Until 2020, young students of universities of applied sciences have a ‘reasonable’ chance of finding a job, predicts the Maastricht Research Centre for Education and Employment (ROA) in its biennial report on graduate employment possibilities. For a quarter of students of universities of applied sciences, the prospects are even deemed good. The job market is ‘over the hump,’ according to the ROA.
Pedagogical academy for primary education
Over the next few years, many teachers will retire, so positions will be opening up in education in particular, the ROA expects. There are, however, great differences. For graduates of the pedagogical academy for primary education, it shall, for the time being, remain difficult to find a job, while in secondary schools many new staff will be needed over the coming years.
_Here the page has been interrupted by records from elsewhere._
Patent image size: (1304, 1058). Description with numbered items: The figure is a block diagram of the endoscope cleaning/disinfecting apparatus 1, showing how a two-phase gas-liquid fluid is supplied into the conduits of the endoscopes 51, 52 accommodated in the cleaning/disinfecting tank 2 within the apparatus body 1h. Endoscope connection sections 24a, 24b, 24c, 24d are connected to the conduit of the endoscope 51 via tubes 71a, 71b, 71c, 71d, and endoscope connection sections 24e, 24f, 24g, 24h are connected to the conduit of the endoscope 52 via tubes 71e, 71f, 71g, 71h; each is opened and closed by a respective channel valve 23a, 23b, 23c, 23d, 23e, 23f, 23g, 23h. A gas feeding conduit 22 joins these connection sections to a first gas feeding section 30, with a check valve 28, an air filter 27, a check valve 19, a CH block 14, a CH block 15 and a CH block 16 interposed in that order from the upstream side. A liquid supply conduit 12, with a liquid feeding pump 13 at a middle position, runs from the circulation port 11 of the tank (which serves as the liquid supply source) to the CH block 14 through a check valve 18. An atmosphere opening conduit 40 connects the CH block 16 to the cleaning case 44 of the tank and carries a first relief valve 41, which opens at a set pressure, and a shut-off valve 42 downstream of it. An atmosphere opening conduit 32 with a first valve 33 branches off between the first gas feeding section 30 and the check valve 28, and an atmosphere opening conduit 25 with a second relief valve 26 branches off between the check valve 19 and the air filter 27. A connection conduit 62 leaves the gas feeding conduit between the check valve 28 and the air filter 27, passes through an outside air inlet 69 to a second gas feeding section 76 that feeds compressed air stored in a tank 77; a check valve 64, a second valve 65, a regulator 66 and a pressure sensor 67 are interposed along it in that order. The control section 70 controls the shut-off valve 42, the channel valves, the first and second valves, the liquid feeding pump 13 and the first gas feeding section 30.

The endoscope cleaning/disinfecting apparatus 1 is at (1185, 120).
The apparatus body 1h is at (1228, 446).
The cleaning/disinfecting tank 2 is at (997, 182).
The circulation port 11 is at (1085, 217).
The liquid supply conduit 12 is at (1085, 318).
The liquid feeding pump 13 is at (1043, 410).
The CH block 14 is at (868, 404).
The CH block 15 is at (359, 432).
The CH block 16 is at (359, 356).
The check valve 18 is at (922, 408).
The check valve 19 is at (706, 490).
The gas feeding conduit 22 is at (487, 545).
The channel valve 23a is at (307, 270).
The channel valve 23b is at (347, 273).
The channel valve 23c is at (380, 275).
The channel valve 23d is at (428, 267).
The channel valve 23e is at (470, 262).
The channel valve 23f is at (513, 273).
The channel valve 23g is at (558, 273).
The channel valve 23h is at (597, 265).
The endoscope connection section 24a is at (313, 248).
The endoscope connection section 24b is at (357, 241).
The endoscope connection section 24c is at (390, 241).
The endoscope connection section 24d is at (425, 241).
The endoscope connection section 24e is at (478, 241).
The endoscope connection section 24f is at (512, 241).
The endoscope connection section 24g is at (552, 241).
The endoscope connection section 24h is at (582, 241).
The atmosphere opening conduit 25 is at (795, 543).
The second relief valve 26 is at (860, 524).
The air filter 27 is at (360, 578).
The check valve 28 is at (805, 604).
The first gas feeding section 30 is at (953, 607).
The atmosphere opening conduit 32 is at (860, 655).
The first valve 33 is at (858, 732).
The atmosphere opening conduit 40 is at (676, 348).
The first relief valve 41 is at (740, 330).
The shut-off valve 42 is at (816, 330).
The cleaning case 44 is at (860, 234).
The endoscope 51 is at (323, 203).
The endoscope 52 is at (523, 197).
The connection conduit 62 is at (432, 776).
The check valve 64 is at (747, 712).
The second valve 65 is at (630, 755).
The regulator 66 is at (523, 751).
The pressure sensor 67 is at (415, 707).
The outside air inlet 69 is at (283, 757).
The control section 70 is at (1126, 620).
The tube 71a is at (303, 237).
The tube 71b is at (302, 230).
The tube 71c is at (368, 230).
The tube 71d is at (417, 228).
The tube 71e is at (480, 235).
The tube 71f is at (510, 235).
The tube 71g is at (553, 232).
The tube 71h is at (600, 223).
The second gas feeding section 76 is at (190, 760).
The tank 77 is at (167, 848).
Employee Insurances Implementing Agency, UWV, had some better news for students of the pedagogical academy for primary education recently. It predicts that, as of 2017, there will be a shortage of teachers, particularly in the Randstad region of the Netherlands.
According to the ROA, technical degree programmes shall continue to be a good choice: electro-technicians and chemistry graduates in particular will have plenty of jobs to choose from. This is not so much the result of many people going into retirement, but rather that the number of jobs is increasing. Even during the crisis years, employment for technicians was better than average and, because construction is gradually growing once again, the situation will only improve.
Graduate nurses and physiotherapists will be facing some difficulties. Within the health care sector, the number of jobs shall increase very little by 2020 and few people will retire.
Two years ago, the ROA predicted that a care degree programme would be a safe choice, given the ageing population and increasing life expectancy. ‘A stark contrast,’ the ROA itself claims. ‘This clearly shows that cuts in the care and welfare sectors have immense consequences on job prospects.’
Interestingly, students of universities of applied sciences with a medical degree under their belt earn relatively well. Their monthly salary is higher than that of technicians and teachers. Students of universities of applied sciences with a language and cultural degree earn the least.
Continuing your studies
Despite the less-than-ideal job market, it is still worth completing a degree programme, the ROA figures indicate. Over the past few years, university graduates and students of universities of applied sciences have suffered less from the crisis and it will also be easier for them to find a job in the coming years than those with a technical and vocational diploma.
Moreover, highly educated employees generally earn more; they are more likely to have a fixed contract and are promoted more often than colleagues with a lower level of education.